The way the term is used tends to be unstable, which makes sense for a genre that blends fiction and what may appear to be fact into an unstable compound. In the past, I’ve tried to make a distinction in my own use of the term between autobiographical fiction, autobiographical metafiction, and autofiction, arguing that in autofiction there tends to be an emphasis on the narrator’s or protagonist’s or authorial alter ego’s status as a writer or artist and that the book’s creation is inscribed in the book itself.
Christian Lorentzen, “How ‘auto’ is ‘autofiction’?” Vulture, New York, May 2018
Memoir and autobiography
Honestly, I don’t know where this gets us. Not any closer to a clear distinction between any of the genres in the fiction/non-fiction/auto/biographical/memoir field, that’s for sure.

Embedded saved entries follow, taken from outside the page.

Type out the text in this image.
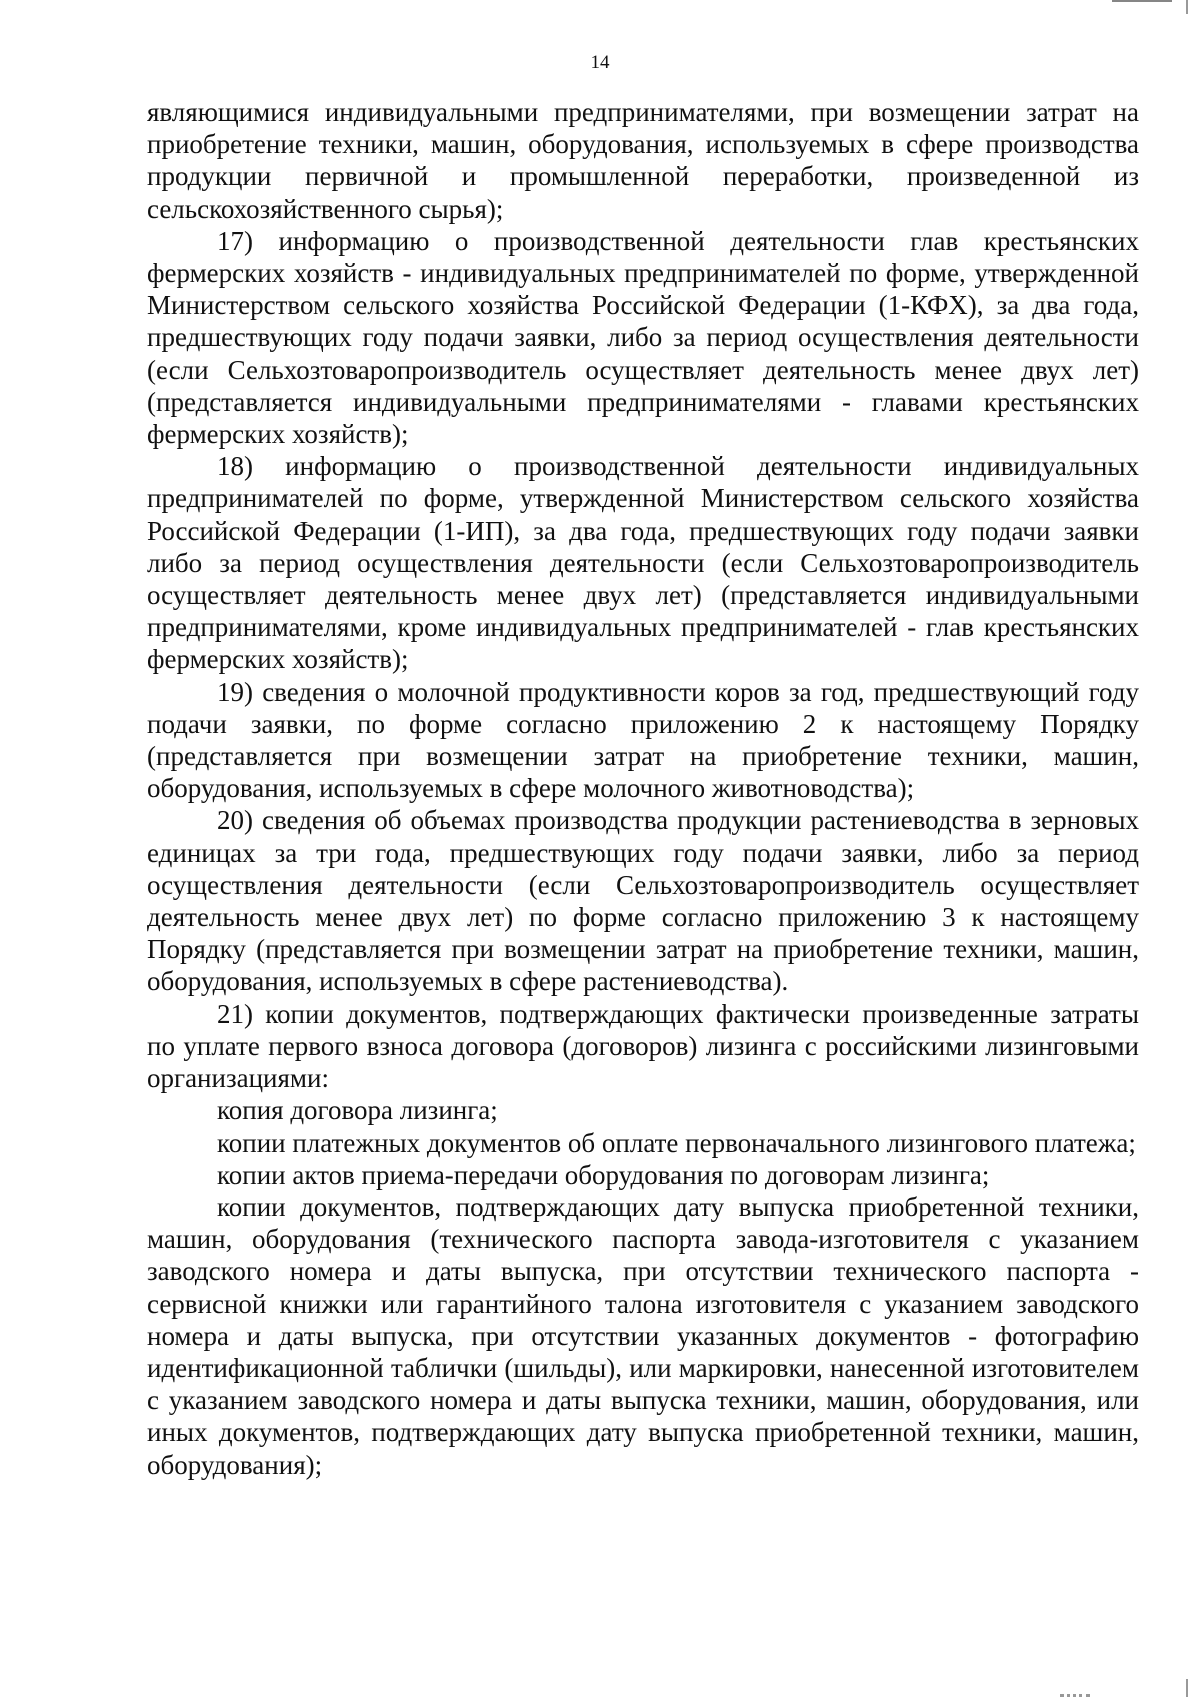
14

являющимися индивидуальными предпринимателями, при возмещении затрат на приобретение техники, машин, оборудования, используемых в сфере производства продукции первичной и промышленной переработки, произведенной из сельскохозяйственного сырья);

17) информацию о производственной деятельности глав крестьянских фермерских хозяйств - индивидуальных предпринимателей по форме, утвержденной Министерством сельского хозяйства Российской Федерации (1-КФХ), за два года, предшествующих году подачи заявки, либо за период осуществления деятельности (если Сельхозтоваропроизводитель осуществляет деятельность менее двух лет) (представляется индивидуальными предпринимателями - главами крестьянских фермерских хозяйств);

18) информацию о производственной деятельности индивидуальных предпринимателей по форме, утвержденной Министерством сельского хозяйства Российской Федерации (1-ИП), за два года, предшествующих году подачи заявки либо за период осуществления деятельности (если Сельхозтоваропроизводитель осуществляет деятельность менее двух лет) (представляется индивидуальными предпринимателями, кроме индивидуальных предпринимателей - глав крестьянских фермерских хозяйств);

19) сведения о молочной продуктивности коров за год, предшествующий году подачи заявки, по форме согласно приложению 2 к настоящему Порядку (представляется при возмещении затрат на приобретение техники, машин, оборудования, используемых в сфере молочного животноводства);

20) сведения об объемах производства продукции растениеводства в зерновых единицах за три года, предшествующих году подачи заявки, либо за период осуществления деятельности (если Сельхозтоваропроизводитель осуществляет деятельность менее двух лет) по форме согласно приложению 3 к настоящему Порядку (представляется при возмещении затрат на приобретение техники, машин, оборудования, используемых в сфере растениеводства).

21) копии документов, подтверждающих фактически произведенные затраты по уплате первого взноса договора (договоров) лизинга с российскими лизинговыми организациями:

копия договора лизинга;

копии платежных документов об оплате первоначального лизингового платежа;

копии актов приема-передачи оборудования по договорам лизинга;

копии документов, подтверждающих дату выпуска приобретенной техники, машин, оборудования (технического паспорта завода-изготовителя с указанием заводского номера и даты выпуска, при отсутствии технического паспорта - сервисной книжки или гарантийного талона изготовителя с указанием заводского номера и даты выпуска, при отсутствии указанных документов - фотографию идентификационной таблички (шильды), или маркировки, нанесенной изготовителем с указанием заводского номера и даты выпуска техники, машин, оборудования, или иных документов, подтверждающих дату выпуска приобретенной техники, машин, оборудования);
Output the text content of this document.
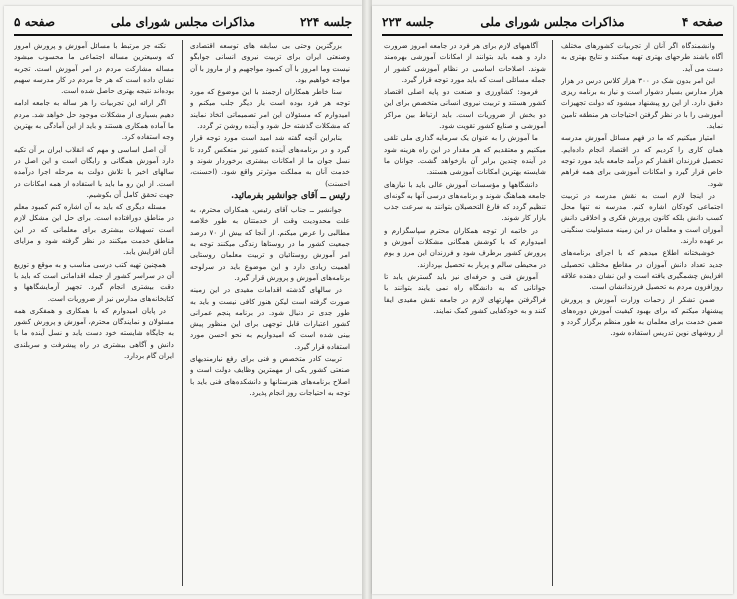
جلسه ۲۲۴
مذاکرات مجلس شورای ملی
صفحه ۵

بزرگترین وحتی بی سابقه های توسعه اقتصادی وصنعتی ایران برای تربیت نیروی انسانی جوابگو نیست وما امروز با آن کمبود مواجهیم و از ماروز با آن مواجه خواهیم بود.

سنا خاطر همکاران ارجمند با این موضوع که مورد توجه هر فرد بوده است بار دیگر جلب میکنم و امیدوارم که مسئولان این امر تصمیماتی اتخاذ نمایند که مشکلات گذشته حل شود و آینده روشن تر گردد.

بنابراین آنچه گفته شد امید است مورد توجه قرار گیرد و در برنامه‌های آینده کشور نیز منعکس گردد تا نسل جوان ما از امکانات بیشتری برخوردار شوند و خدمت آنان به مملکت موثرتر واقع شود. (احسنت، احسنت)

رئیس ــ آقای جوانشیر بفرمائید.

جوانشیر ــ جناب آقای رئیس، همکاران محترم، به علت محدودیت وقت از خدمتتان به طور خلاصه مطالبی را عرض میکنم. از آنجا که بیش از ۷۰ درصد جمعیت کشور ما در روستاها زندگی میکنند توجه به امر آموزش روستائیان و تربیت معلمان روستایی اهمیت زیادی دارد و این موضوع باید در سرلوحه برنامه‌های آموزش و پرورش قرار گیرد.

در سالهای گذشته اقدامات مفیدی در این زمینه صورت گرفته است لیکن هنوز کافی نیست و باید به طور جدی تر دنبال شود. در برنامه پنجم عمرانی کشور اعتبارات قابل توجهی برای این منظور پیش بینی شده است که امیدواریم به نحو احسن مورد استفاده قرار گیرد.

تربیت کادر متخصص و فنی برای رفع نیازمندیهای صنعتی کشور یکی از مهمترین وظایف دولت است و اصلاح برنامه‌های هنرستانها و دانشکده‌های فنی باید با توجه به احتیاجات روز انجام پذیرد.

نکته جز مرتبط با مسائل آموزش و پرورش امروز که وسیعترین مساله اجتماعی ما محسوب میشود مساله مشارکت مردم در امر آموزش است. تجربه نشان داده است که هر جا مردم در کار مدرسه سهیم بوده‌اند نتیجه بهتری حاصل شده است.

اگر ارائه این تجربیات را هر ساله به جامعه ادامه دهیم بسیاری از مشکلات موجود حل خواهد شد. مردم ما آماده همکاری هستند و باید از این آمادگی به بهترین وجه استفاده کرد.

آن اصل اساسی و مهم که انقلاب ایران بر آن تکیه دارد آموزش همگانی و رایگان است و این اصل در سالهای اخیر با تلاش دولت به مرحله اجرا درآمده است. از این رو ما باید با استفاده از همه امکانات در جهت تحقق کامل آن بکوشیم.

مسئله دیگری که باید به آن اشاره کنم کمبود معلم در مناطق دورافتاده است. برای حل این مشکل لازم است تسهیلات بیشتری برای معلمانی که در این مناطق خدمت میکنند در نظر گرفته شود و مزایای آنان افزایش یابد.

همچنین تهیه کتب درسی مناسب و به موقع و توزیع آن در سراسر کشور از جمله اقداماتی است که باید با دقت بیشتری انجام گیرد. تجهیز آزمایشگاهها و کتابخانه‌های مدارس نیز از ضروریات است.

در پایان امیدوارم که با همکاری و همفکری همه مسئولان و نمایندگان محترم، آموزش و پرورش کشور به جایگاه شایسته خود دست یابد و نسل آینده ما با دانش و آگاهی بیشتری در راه پیشرفت و سربلندی ایران گام بردارد.

صفحه ۴
مذاکرات مجلس شورای ملی
جلسه ۲۲۳

وانشمندگاه اگر آنان از تجربیات کشورهای مختلف آگاه باشند طرحهای بهتری تهیه میکنند و نتایج بهتری به دست می آید.

این امر بدون شک در ۳۰۰ هزار کلاس درس در هزار هزار مدارس بسیار دشوار است و نیاز به برنامه ریزی دقیق دارد. از این رو پیشنهاد میشود که دولت تجهیزات آموزشی را با در نظر گرفتن احتیاجات هر منطقه تامین نماید.

امتیاز میکنیم که ما در فهم مسائل آموزش مدرسه همان کاری را کردیم که در اقتصاد انجام داده‌ایم. تحصیل فرزندان اقشار کم درآمد جامعه باید مورد توجه خاص قرار گیرد و امکانات آموزشی برای همه فراهم شود.

در اینجا لازم است به نقش مدرسه در تربیت اجتماعی کودکان اشاره کنم. مدرسه نه تنها محل کسب دانش بلکه کانون پرورش فکری و اخلاقی دانش آموزان است و معلمان در این زمینه مسئولیت سنگینی بر عهده دارند.

خوشبختانه اطلاع میدهم که با اجرای برنامه‌های جدید تعداد دانش آموزان در مقاطع مختلف تحصیلی افزایش چشمگیری یافته است و این نشان دهنده علاقه روزافزون مردم به تحصیل فرزندانشان است.

ضمن تشکر از زحمات وزارت آموزش و پرورش پیشنهاد میکنم که برای بهبود کیفیت آموزش دوره‌های ضمن خدمت برای معلمان به طور منظم برگزار گردد و از روشهای نوین تدریس استفاده شود.

آگاهیهای لازم برای هر فرد در جامعه امروز ضرورت دارد و همه باید بتوانند از امکانات آموزشی بهره‌مند شوند. اصلاحات اساسی در نظام آموزشی کشور از جمله مسائلی است که باید مورد توجه قرار گیرد.

فرمود: کشاورزی و صنعت دو پایه اصلی اقتصاد کشور هستند و تربیت نیروی انسانی متخصص برای این دو بخش از ضروریات است. باید ارتباط بین مراکز آموزشی و صنایع کشور تقویت شود.

ما آموزش را به عنوان یک سرمایه گذاری ملی تلقی میکنیم و معتقدیم که هر مقدار در این راه هزینه شود در آینده چندین برابر آن بازخواهد گشت. جوانان ما شایسته بهترین امکانات آموزشی هستند.

دانشگاهها و مؤسسات آموزش عالی باید با نیازهای جامعه هماهنگ شوند و برنامه‌های درسی آنها به گونه‌ای تنظیم گردد که فارغ التحصیلان بتوانند به سرعت جذب بازار کار شوند.

در خاتمه از توجه همکاران محترم سپاسگزارم و امیدوارم که با کوشش همگانی مشکلات آموزش و پرورش کشور برطرف شود و فرزندان این مرز و بوم در محیطی سالم و پربار به تحصیل بپردازند.

آموزش فنی و حرفه‌ای نیز باید گسترش یابد تا جوانانی که به دانشگاه راه نمی یابند بتوانند با فراگرفتن مهارتهای لازم در جامعه نقش مفیدی ایفا کنند و به خودکفایی کشور کمک نمایند.
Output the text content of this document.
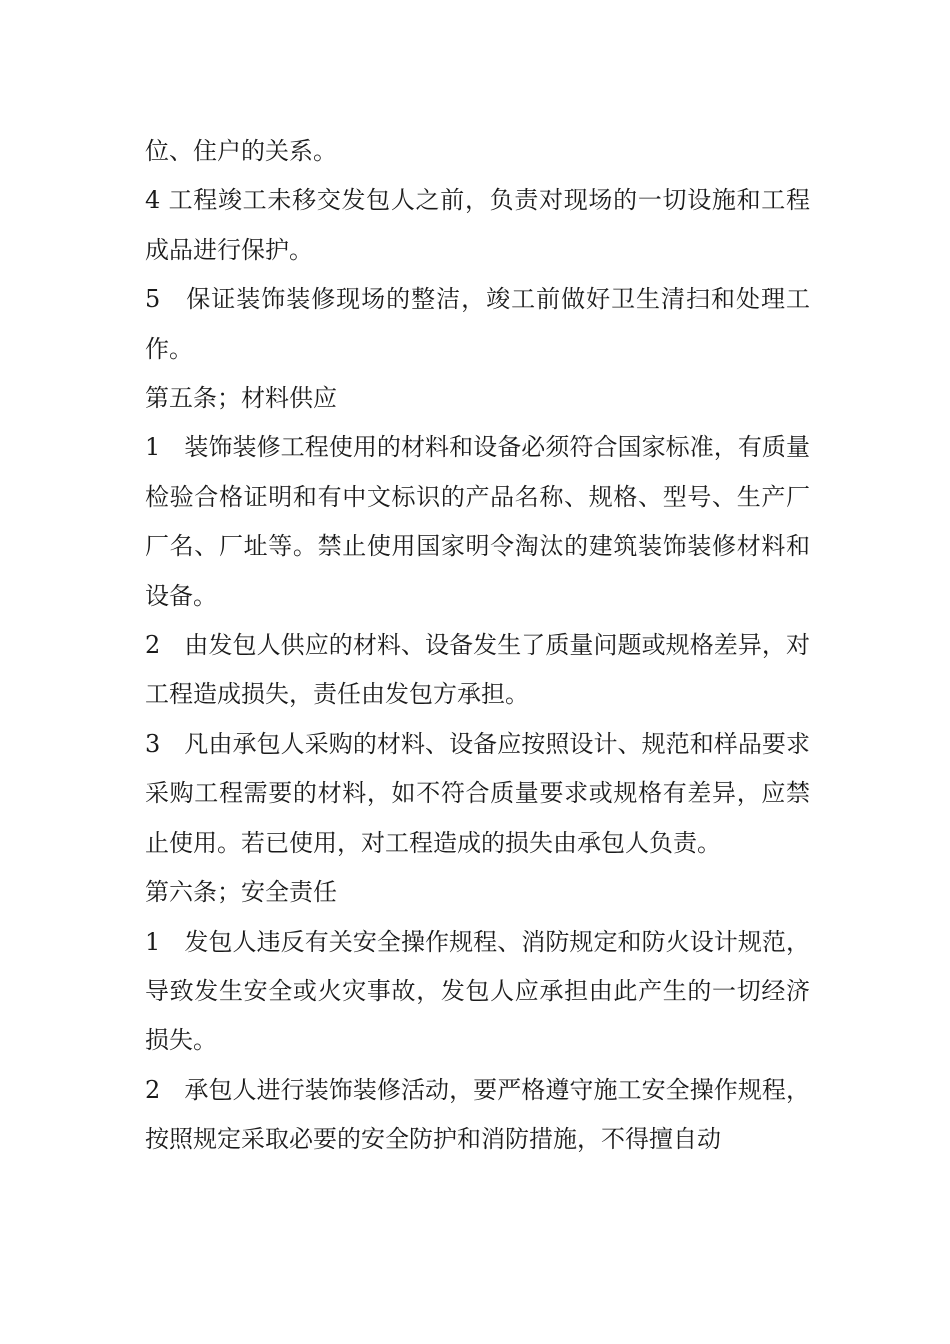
位、住户的关系。

4 工程竣工未移交发包人之前，负责对现场的一切设施和工程成品进行保护。

5　保证装饰装修现场的整洁，竣工前做好卫生清扫和处理工作。

第五条；材料供应

1　装饰装修工程使用的材料和设备必须符合国家标准，有质量检验合格证明和有中文标识的产品名称、规格、型号、生产厂厂名、厂址等。禁止使用国家明令淘汰的建筑装饰装修材料和设备。

2　由发包人供应的材料、设备发生了质量问题或规格差异，对工程造成损失，责任由发包方承担。

3　凡由承包人采购的材料、设备应按照设计、规范和样品要求采购工程需要的材料，如不符合质量要求或规格有差异，应禁止使用。若已使用，对工程造成的损失由承包人负责。

第六条；安全责任

1　发包人违反有关安全操作规程、消防规定和防火设计规范，导致发生安全或火灾事故，发包人应承担由此产生的一切经济损失。

2　承包人进行装饰装修活动，要严格遵守施工安全操作规程，按照规定采取必要的安全防护和消防措施，不得擅自动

Maybe we must just accept that authors are a bunch of storytellers whose principal activity is to entertain. (Themselves at least.) They will do that in whichever way and with whatever material is available. And invent or bend the definition of genre terms to cover themselves after the fact.
Notes and sources
The websites and pages I visited for this included several dictionary sites, Merriam-Webster’s being one, the Cambridge Dictionary being another. Grammarly, Masterclass, and Blurb all fed into it, and Wikipedia (1, 2, 3, 4) of course.